フットボール?それとも蹴球?

屋良充紀(やらみつとし)コラム-フットボール?それとも蹴球?
僕も一応は指導者なので、講習会に参加したりして、なんとか選手達によい刺激を与えてあげられればいいな、なんて考えている。
(自分でいうのもなんだが、この歳になってやっと人の事を考えられる様になったのだ。素晴らしい成長である。)
まあ、考えるといっても元々があまりきちんとしたタイプではないので、大抵はイメージでその日の練習メニューを決めちゃったりしている。
即興の時の方が、とても良かったりする。
僕の指導テーマというと大げさだが、そんなものがあるとすれば、個性的で型破りな選手を育てたいというか、見守ってあげたい。
そう、僕のやり方は、素材で勝負。
自分だけの「何か」に磨きをかけとくれ。
左足しか使わないならそれでいいんじゃない?
そのかわりただの左足じゃなくてとんでもない左足にしてね!って選手に話してる。
なもんで、我がチームでは、一癖も二癖もある奴が多い。
この間部屋を片付けていたら、日本サッカー協会の指導ビデオがVol1〜3までと御丁寧にゴールキーパー編まで出てきた。
全部見る勇気は無いけど、ちょっとだけならと思いスイッチオン。
何でも教えちゃえーみたいな感じ。
例えるなら自動車学校の様。
あれほど「キープレフト」なんて言っていたくせに、路上に出たらそんなに左ばっかりによって走ってばっかりいられないでしょう。

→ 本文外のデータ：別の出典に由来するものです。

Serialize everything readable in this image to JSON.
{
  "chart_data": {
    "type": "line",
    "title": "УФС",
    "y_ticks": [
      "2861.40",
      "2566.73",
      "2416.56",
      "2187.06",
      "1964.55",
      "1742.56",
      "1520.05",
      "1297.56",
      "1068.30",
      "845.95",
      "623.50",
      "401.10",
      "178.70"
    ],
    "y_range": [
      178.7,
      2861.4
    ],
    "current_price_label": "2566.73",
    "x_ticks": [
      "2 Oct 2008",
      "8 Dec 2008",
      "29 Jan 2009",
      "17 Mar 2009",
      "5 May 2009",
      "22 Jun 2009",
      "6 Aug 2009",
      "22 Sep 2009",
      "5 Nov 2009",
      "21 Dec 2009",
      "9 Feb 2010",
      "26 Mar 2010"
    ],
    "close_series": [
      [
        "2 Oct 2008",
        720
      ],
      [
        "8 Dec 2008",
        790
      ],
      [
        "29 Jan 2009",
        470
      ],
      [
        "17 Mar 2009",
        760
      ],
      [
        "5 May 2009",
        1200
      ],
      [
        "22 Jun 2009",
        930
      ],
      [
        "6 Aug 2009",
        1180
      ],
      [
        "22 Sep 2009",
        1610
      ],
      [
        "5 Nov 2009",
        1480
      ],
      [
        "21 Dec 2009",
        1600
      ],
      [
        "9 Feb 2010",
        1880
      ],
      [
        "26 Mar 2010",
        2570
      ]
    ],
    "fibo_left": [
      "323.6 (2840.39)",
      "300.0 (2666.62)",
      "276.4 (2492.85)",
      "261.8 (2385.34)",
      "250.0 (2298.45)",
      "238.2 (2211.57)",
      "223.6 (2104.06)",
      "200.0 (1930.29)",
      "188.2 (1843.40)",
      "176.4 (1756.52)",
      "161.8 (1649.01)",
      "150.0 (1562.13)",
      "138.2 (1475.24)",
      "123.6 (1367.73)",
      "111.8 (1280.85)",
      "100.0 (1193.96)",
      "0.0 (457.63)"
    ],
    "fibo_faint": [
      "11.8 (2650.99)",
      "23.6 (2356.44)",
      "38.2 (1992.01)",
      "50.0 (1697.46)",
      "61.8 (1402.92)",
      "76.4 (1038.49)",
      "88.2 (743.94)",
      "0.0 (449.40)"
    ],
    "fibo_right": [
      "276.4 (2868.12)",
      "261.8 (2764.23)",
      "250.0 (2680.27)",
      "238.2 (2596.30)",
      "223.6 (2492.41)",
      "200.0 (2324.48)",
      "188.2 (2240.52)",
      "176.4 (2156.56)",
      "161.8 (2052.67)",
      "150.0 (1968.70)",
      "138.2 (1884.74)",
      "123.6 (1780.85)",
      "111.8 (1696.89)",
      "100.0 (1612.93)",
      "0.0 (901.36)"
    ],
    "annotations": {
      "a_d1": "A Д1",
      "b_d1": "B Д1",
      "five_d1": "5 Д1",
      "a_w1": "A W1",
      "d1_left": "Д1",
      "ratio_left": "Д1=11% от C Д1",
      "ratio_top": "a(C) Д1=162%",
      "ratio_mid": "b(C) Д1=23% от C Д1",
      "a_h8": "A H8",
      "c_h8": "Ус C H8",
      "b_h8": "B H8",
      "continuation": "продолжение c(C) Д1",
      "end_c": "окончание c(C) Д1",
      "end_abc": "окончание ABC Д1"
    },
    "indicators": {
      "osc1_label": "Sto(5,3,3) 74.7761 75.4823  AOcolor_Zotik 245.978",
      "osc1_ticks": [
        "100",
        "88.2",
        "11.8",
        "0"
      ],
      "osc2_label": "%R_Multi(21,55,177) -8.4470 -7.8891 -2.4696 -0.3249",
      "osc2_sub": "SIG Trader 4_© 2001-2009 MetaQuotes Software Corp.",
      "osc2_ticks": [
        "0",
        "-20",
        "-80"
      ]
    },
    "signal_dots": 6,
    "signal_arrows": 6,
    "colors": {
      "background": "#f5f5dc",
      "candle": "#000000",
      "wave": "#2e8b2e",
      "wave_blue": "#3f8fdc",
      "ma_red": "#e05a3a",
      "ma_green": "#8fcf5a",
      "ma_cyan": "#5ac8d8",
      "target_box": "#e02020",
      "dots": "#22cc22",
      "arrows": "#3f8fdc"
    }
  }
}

極端な話だがあまりサッカーをやってこなかった人で、少年チームのコーチをやろうなんて人がこのビデオを見て勉強したら、いったいどんなプレーヤーが出来るのか。
「マノン!」「グッドボディーシェイプ!」なんてね。
おーこわい。
心の拠り所っていうのか、ああいうレクチャーものは好きな人多いからね。
でも自分の考えがあってあれを見るのならいいけど、そうでないとやっぱり恐ろしい事になりそう…。
まあ、南米の選手にあの通りトレーニングしたら、いったい何人が言うことを聞いてトレーニングしてくれるかな一なんて思ってしまった。
もう一つ付け加えれば、出演している子ども達の妙に機械的で、精密で、上手いのが気になって気持ち悪かった。(彼らが悪いのでは決してないのだが…)
でもどうして練習の練習になりがちなトレーニングばっかり紹介するのだろう?
ちなみに僕達南米人がやってきたトレーニングってどんなだったかなー。
思い出してみると、本当に良くやったのは、2タッチゲームボール回しサッカーバレー、あとはいうまでもなく紅白戦
フィジカルトレーニングもほとんどボールを使って、飽きないように遊びの要素が沢山入っていた。
メンタル的に僕達南米人は、きつい事や、つまらない事は出来ればやりたくない。
きついトレーニングを美学だと思ってガンガンこなしてしまう日本人には、理解出来ないのかもしれないね。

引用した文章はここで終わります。